Signs And Symptoms Of Urachal Cyst

Usually, an urachal cyst is asymptomatic; however, sometimes there may be a few manifesting features:

  • Pain in the lower portion of the abdomen.
  • Constant discharge from the umbilicus.
  • Urinary tract infection
  • Blood in the urine
  • Pain while urinating
  • Lump near the umbilicus
  • Fever

Usually, a doctor will diagnose this condition in childhood. The child may complain of abdominal discharge from the umbilicus and difficulty in urination. An ultrasound image will disclose the fluid filled cavity. Frequently, an urachal cyst tends to get infected, resulting in pain, inflammation and irritation.

A potentially grave concern for most doctors is the risk of the cyst rupturing. As long as the cyst stays fixed in place, the individual will be comparatively stable, even though infections can trigger tissue death and even serious complications such as organ failure.

If the urachal cyst ruptures and opens up, it can squeeze and constrict other adjacent organs and can be fatal if internal bleeding occurs.
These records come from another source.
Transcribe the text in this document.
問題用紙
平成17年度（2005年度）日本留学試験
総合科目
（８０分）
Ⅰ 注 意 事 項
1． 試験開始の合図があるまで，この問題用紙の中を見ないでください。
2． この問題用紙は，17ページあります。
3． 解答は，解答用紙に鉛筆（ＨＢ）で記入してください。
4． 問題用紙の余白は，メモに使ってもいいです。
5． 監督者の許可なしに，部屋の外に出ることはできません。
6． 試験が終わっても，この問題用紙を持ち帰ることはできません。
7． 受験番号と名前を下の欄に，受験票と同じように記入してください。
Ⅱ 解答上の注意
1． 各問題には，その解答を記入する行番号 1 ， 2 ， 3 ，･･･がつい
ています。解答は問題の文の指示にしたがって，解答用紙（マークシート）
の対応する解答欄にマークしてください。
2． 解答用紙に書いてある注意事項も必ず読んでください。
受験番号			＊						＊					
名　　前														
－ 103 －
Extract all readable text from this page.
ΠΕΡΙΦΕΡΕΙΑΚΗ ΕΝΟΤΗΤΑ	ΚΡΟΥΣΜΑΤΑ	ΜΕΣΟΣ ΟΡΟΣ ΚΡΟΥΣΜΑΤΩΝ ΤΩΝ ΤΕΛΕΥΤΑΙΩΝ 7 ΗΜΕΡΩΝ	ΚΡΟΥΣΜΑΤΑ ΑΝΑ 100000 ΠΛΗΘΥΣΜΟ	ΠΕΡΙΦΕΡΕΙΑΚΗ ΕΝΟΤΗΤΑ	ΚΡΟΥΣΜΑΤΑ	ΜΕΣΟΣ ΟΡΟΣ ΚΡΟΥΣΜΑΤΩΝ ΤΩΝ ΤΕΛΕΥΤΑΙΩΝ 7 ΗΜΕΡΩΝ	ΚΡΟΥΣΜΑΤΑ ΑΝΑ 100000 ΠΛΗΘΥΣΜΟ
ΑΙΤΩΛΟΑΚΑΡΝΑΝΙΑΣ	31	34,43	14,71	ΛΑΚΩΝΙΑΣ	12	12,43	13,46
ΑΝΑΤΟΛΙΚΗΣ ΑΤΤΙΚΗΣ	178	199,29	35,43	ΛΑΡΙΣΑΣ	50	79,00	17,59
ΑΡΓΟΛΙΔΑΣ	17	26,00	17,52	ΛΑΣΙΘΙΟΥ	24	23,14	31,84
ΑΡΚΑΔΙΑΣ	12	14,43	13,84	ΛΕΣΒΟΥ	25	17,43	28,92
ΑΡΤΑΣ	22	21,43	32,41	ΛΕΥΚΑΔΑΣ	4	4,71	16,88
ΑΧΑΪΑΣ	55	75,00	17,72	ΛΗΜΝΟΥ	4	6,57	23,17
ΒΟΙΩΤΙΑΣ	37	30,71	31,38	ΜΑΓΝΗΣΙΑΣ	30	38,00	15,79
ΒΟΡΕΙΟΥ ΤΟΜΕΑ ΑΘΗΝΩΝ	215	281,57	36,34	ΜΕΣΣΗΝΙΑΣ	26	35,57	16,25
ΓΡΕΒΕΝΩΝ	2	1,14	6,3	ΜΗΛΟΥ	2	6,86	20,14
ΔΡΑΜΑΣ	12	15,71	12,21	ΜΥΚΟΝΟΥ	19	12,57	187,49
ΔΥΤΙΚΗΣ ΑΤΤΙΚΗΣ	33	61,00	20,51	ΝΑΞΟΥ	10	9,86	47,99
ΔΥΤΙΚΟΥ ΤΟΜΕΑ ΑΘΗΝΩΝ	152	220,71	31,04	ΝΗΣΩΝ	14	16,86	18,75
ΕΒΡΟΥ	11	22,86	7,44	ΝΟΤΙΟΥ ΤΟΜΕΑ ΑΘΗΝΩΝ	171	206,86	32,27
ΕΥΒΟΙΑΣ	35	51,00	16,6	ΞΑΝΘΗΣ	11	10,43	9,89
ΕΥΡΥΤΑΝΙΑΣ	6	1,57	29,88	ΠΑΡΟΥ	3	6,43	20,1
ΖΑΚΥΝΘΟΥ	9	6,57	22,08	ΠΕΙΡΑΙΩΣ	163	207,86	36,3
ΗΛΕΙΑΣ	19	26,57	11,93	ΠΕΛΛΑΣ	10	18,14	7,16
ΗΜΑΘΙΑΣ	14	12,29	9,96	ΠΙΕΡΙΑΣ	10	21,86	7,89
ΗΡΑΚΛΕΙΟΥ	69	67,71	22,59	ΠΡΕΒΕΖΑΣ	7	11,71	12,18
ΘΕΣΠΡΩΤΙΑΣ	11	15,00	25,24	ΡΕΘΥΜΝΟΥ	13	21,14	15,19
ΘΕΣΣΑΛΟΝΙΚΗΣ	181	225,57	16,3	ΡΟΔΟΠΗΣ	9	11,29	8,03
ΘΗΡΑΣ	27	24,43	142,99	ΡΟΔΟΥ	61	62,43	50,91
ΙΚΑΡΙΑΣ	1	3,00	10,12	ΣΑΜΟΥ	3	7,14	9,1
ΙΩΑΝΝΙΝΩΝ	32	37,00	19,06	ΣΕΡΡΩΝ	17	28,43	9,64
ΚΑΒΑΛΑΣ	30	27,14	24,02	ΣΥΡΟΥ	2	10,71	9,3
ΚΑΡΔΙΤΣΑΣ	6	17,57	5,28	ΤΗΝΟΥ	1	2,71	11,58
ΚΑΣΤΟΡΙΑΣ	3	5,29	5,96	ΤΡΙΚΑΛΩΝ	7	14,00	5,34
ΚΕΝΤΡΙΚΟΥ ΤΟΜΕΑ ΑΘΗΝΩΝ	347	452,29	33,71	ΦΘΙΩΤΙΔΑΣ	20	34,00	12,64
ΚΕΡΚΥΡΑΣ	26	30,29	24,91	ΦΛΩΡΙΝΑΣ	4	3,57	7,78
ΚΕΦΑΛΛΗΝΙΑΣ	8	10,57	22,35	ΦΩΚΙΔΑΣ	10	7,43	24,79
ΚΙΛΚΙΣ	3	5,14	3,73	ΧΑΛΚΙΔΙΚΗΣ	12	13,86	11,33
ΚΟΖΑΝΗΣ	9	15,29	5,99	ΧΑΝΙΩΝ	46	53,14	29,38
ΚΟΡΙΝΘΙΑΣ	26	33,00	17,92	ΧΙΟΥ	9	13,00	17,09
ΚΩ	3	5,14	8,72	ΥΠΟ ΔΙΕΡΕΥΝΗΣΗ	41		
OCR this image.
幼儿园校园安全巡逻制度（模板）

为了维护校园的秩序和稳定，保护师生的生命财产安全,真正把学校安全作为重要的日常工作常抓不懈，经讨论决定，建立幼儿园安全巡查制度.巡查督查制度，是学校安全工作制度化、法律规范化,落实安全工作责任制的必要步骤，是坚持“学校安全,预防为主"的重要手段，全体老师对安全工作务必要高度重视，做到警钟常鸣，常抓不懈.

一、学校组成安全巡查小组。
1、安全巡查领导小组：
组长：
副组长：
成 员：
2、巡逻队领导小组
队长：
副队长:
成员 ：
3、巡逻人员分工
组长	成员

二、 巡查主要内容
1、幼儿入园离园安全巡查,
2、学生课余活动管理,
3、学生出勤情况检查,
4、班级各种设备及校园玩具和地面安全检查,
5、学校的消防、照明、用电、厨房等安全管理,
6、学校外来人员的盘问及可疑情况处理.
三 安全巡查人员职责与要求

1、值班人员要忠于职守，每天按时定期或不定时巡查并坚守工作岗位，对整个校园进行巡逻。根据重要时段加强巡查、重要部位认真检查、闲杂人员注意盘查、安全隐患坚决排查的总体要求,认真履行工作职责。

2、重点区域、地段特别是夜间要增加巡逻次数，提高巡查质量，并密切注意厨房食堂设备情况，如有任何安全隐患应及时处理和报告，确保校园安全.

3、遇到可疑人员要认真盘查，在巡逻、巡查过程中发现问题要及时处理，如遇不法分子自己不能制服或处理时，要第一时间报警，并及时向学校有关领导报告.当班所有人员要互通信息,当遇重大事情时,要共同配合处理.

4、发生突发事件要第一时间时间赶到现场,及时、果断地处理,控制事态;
If there is cyst rupture, the individual will complain of sudden, severe pain and may even go in to shock due to the internal bleeding.

How To Treat Urachal Cyst?

By and large, the usual treatment for an urachal cyst is surgery. Surgical intervention will get rid of the cyst easily. Those having infection need to be put on antibiotics prior to the surgery.

In those cases where the adjoining tissue dies due to the infection, the surgery will comprise of debridement of this dead tissue as well. Surgery is usually done via a laparoscope through a series of tiny incisions, so that scarring is minimum.